What the ISSMP is and who it's for
The credential in one sentence
The Information Systems Security Management Professional (ISSMP) is an ISC2 advanced certification for security leaders who establish, present, and govern information security programs. Where the CISSP tests the breadth of the security practitioner's body of knowledge, the ISSMP concentrates on the management, leadership, and governance layer that sits on top of it.
Position in the ISC2 family
The ISSMP is one of three ISC2 advanced concentrations. The other two — the ISSAP (architecture) and the ISSEP (engineering) — cover the same body of knowledge but from different vantage points. All three were formerly styled with a "CISSP-" prefix (e.g., CISSP-ISSMP). ISC2 dropped the prefix and, as of October 2023, removed the hard CISSP prerequisite. You can now qualify for the ISSMP by holding the CISSP plus two years of ISSMP-domain experience, or by having seven cumulative years of full-time experience in two or more ISSMP domains without holding the CISSP.

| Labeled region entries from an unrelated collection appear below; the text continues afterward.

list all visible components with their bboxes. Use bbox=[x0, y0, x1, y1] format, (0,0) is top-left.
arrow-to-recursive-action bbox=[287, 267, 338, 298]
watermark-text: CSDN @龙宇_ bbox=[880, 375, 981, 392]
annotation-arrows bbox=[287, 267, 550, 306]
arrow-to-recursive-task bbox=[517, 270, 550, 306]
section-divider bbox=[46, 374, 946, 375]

The six-domain outline (effective August 1, 2025)
ISC2 refreshed the ISSMP outline through a Job Task Analysis (JTA) and released the current version on August 1, 2025. The six domains and their average weights are:
- Leadership and Organizational Management — 21%
- Systems Lifecycle Management — 15%
- Risk Management — 20%
- Security Operations — 18%
- Contingency Management — 12%
- Law, Ethics, and Security Compliance Management — 14%
The updated outline weaves AI security throughout — MLSecOps, AIOps, adversarial AI, model drift as a continuity risk, and legal frameworks like the EU AI Act and NIST AI RMF now appear as subtopics inside the traditional domains rather than as a separate track.
Exam mechanics
The ISSMP is a three-hour, 125-item exam delivered at Pearson VUE (in person or online-proctored). Items are multiple choice plus advanced item types (drag-and-drop, scenario-based). The passing grade is 700 out of 1000 on a scaled score. English is the only supported language. Unlike the CISSP, the ISSMP is not currently adaptive — you sit the full item bank.
What the certification is actually testing
Every question on this exam is written from the perspective of the person accountable for the security program, not the person configuring the firewall. When a scenario says "the CISO discovers…" or "the security manager is asked to…," the correct answer is almost always the one that treats security as a business function: aligned to organizational strategy, funded through a defensible budget process, measured with metrics that mean something to the board, and defensible under legal scrutiny. Candidates who fail the ISSMP typically fail because they answer as a senior engineer would — reaching for the technically strongest control instead of the option that best fits governance, communication, or business alignment.
How to use this course
The 51 lessons here are organized to match the six domains and their weights. Domain 1 (this module) has 11 lessons because it is the heaviest of the six. Every lesson closes with key terms and further reading. Once you finish the course, the ISSMP practice exam bank drills the same material with scenario-format questions modeled on the actual exam.